A good hot day in Galloway has brought on the spring in a sudden rush. Having just stepped indoors after a day on the hill, it’s worth reporting an extraordinary influx of wheatears, the first few willow warblers of the season and a phenomenal glimpse of a female ring ousel. This is the first ring ousel I’ve ever seen on the Chayne, and it was bouncing tamely around on some of the in-bye fields where the tups had their feet up in the sunshine. This terrain is nothing like the kind of ground I’d usually reckon as classic “ousel” territory, and it’s likely that the bird was just stopping in for a moment on its passage northwards to breed in the Highlands.

Ring ousels have declined in southwest Scotland to such an extent that this once common bird is reckoned to be extinct as a breeding bird in Galloway. Despite this gloomy assessment, I know of two nesting sites where ring ousels have bred near me on the wild, rough hill country in Dalbeattie Forest, and there are other places where I think they are holding on. As ever, the difficulty of getting a real perspective on breeding bird populations is compounded by the fact that so much of this area is horrendously rough and almost totally inaccessible to all but the most determined bushwhacker.

Ousels pass back through Galloway in reasonable numbers in the autumn on their way back down to their Mediterranean wintering grounds, and they can be easily found in a few locations where the rowan berries offer a nutritious boost. This is the first time I’ve seen a bird on spring passage, and I wonder how often I must have missed them or simply overlooked them as blackbirds.

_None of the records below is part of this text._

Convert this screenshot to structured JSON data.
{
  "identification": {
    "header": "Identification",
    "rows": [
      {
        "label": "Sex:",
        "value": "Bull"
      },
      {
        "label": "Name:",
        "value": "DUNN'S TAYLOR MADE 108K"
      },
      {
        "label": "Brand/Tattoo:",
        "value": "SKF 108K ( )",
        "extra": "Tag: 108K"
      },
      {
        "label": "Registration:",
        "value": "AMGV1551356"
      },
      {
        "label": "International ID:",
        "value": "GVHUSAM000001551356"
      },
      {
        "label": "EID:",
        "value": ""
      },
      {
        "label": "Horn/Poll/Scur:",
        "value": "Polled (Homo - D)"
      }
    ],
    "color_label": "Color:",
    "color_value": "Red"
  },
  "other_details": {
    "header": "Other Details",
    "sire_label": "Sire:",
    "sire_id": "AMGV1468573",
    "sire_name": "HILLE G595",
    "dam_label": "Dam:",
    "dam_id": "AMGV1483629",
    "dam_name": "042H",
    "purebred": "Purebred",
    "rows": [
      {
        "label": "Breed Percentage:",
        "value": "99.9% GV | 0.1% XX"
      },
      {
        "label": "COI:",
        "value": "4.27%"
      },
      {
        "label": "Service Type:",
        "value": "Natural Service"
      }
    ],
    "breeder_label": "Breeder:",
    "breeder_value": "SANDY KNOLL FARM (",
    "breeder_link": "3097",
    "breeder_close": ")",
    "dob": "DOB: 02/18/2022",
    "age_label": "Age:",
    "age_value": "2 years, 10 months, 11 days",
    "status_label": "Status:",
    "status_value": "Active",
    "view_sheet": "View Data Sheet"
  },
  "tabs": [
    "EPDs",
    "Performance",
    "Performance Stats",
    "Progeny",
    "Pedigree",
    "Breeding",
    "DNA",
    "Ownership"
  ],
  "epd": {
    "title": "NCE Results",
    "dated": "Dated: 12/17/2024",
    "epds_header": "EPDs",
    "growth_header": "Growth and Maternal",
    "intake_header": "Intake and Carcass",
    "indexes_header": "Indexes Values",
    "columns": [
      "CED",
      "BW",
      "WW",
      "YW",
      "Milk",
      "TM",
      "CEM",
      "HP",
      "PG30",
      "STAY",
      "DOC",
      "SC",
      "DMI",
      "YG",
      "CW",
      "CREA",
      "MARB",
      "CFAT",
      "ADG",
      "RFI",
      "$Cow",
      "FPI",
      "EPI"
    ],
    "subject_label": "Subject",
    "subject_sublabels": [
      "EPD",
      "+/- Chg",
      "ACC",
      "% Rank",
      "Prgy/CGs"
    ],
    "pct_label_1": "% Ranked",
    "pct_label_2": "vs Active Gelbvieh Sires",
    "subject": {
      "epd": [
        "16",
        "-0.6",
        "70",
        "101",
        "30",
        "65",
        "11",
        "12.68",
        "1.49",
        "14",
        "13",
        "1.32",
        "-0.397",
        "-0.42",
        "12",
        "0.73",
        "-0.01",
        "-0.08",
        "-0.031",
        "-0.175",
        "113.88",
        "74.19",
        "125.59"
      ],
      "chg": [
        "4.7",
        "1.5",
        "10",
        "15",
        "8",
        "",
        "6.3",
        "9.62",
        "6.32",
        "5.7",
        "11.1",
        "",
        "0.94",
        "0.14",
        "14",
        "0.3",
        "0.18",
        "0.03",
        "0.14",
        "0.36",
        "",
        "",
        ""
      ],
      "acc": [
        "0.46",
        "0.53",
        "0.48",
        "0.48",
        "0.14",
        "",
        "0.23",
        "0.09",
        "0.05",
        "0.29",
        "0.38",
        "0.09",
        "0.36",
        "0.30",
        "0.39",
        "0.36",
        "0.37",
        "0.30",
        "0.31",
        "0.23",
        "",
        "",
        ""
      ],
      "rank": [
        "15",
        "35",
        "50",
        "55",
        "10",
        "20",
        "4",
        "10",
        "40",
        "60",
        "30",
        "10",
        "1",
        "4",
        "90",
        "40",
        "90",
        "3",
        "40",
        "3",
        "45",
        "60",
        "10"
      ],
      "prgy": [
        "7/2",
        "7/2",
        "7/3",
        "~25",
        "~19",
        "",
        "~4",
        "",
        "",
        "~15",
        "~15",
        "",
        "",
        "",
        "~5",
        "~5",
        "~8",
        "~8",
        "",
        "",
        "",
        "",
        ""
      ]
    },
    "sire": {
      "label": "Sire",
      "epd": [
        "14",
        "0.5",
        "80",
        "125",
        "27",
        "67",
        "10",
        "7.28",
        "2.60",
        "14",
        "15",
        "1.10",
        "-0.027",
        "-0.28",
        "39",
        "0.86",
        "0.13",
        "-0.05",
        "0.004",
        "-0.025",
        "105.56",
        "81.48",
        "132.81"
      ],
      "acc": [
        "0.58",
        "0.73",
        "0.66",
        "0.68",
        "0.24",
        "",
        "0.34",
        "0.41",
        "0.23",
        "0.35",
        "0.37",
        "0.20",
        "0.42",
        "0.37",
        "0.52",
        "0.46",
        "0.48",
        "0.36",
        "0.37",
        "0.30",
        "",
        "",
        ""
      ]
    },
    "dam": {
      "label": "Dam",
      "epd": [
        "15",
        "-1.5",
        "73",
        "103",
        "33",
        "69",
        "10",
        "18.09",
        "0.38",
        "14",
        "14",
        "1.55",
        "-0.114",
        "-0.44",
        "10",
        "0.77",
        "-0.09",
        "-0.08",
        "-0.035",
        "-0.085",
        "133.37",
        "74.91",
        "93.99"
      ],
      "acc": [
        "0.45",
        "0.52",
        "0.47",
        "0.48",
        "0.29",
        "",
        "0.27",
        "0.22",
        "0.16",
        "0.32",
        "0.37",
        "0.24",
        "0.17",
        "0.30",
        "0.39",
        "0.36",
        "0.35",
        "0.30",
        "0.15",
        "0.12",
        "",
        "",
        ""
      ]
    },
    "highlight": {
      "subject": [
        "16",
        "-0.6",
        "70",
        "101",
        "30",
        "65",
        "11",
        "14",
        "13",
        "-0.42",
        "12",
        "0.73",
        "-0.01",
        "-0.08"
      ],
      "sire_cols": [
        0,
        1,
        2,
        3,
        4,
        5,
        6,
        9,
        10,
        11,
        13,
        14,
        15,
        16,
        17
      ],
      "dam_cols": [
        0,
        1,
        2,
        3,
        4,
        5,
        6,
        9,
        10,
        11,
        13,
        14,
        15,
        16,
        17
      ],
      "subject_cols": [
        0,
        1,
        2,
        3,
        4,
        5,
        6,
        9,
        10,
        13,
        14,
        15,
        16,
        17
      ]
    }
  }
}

Further North, there are some really good places for ring ousels in Angus and Aberdeenshire, and a gamekeeper friend near Banchory has several ousel nests on his beat. The birds seem to like nesting on steep banks of rank heather with short patches of grass and heather nearby for foraging – grouse moor management provides this in spades, and the highest density of ousels I ever saw was on a moor in the Peak District above the Derwent Reservoir on ground which had been mowed and burnt in an experimental grid-iron pattern by a sporting tenant. Frustratingly, the land was owned by the National Trust who (for no obvious scientific reason) later forbade the trapping of stoats and weasels up the scrubby cleughs where the ousels often lurked. Perhaps inevitably, these beautiful birds have been sorely reduced in number ever since.